The last time Boston hosted an event such as this was in the year 2000. The Tall Ships week that year saw an estimated 5-7 million visitors. It was pandemonium. The city was still rung by a hulking industrial era overpass. The Seaport district was still a dusty parking lot. Prosperity was elusive; the city was fifteen years from finding itself in its third greatest economic epoch, and Tom Brady had not yet run away with five Super Bowl trophy’s. Needless to say, although the event was by all accounts a huge success, it was unprepared for the rush of people from away. 2017 will be different. Not so much in the number of attendees over the course of five days but in how the entire city has come together to prepare for their arrival and the influx of ships, their crews and the spectators.
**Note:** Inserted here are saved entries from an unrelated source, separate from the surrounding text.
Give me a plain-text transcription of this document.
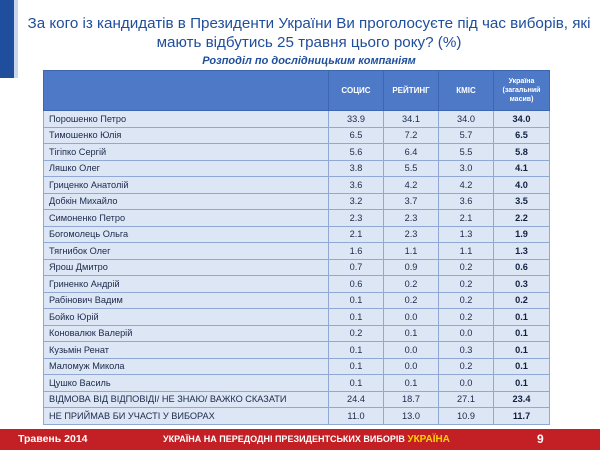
За кого із кандидатів в Президенти України Ви проголосуєте під час виборів, які мають відбутись 25 травня цього року? (%)
Розподіл по дослідницьким компаніям
	СОЦИС	РЕЙТИНГ	КМІС	Україна (загальний масив)
Порошенко Петро	33.9	34.1	34.0	34.0
Тимошенко Юлія	6.5	7.2	5.7	6.5
Тігіпко Сергій	5.6	6.4	5.5	5.8
Ляшко Олег	3.8	5.5	3.0	4.1
Гриценко Анатолій	3.6	4.2	4.2	4.0
Добкін Михайло	3.2	3.7	3.6	3.5
Симоненко Петро	2.3	2.3	2.1	2.2
Богомолець Ольга	2.1	2.3	1.3	1.9
Тягнибок Олег	1.6	1.1	1.1	1.3
Ярош Дмитро	0.7	0.9	0.2	0.6
Гриненко Андрій	0.6	0.2	0.2	0.3
Рабінович Вадим	0.1	0.2	0.2	0.2
Бойко Юрій	0.1	0.0	0.2	0.1
Коновалюк Валерій	0.2	0.1	0.0	0.1
Кузьмін Ренат	0.1	0.0	0.3	0.1
Маломуж Микола	0.1	0.0	0.2	0.1
Цушко Василь	0.1	0.1	0.0	0.1
ВІДМОВА ВІД ВІДПОВІДІ/ НЕ ЗНАЮ/ ВАЖКО СКАЗАТИ	24.4	18.7	27.1	23.4
НЕ ПРИЙМАВ БИ УЧАСТІ У ВИБОРАХ	11.0	13.0	10.9	11.7
Травень 2014	УКРАЇНА НА ПЕРЕДОДНІ ПРЕЗИДЕНТСЬКИХ ВИБОРІВ УКРАЇНА	9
It is estimated that 4-6 million people intend to make Sail Boston’s 2017 Tall Ship event a priority this summer; that’s almost ten times the population of the city! The temperatures hover around a delicious

75 degrees; the restaurants will be packed, with many staying open later; and the taverns will be competing with each other, offering live music and drink specials. If you plan on staying at one of the myriad terrific hotels in Boston you may want to make that call today- as of mid-February many were reporting unprecedented interest for that week. And another thing: You may want to consider public transportation that week- regardless of whether you’re commuting to work or play.

So did you decide? Does Tall Ships sound like a BIG deal?! We think so. If you plan to do nothing else this summer or if you’re visiting Boston for only a few days, touring the tall ships, by land or by sea, should be at the top of your to-do list. Don’t forget a camera, a selfie stick, some sunblock and water, lots of water.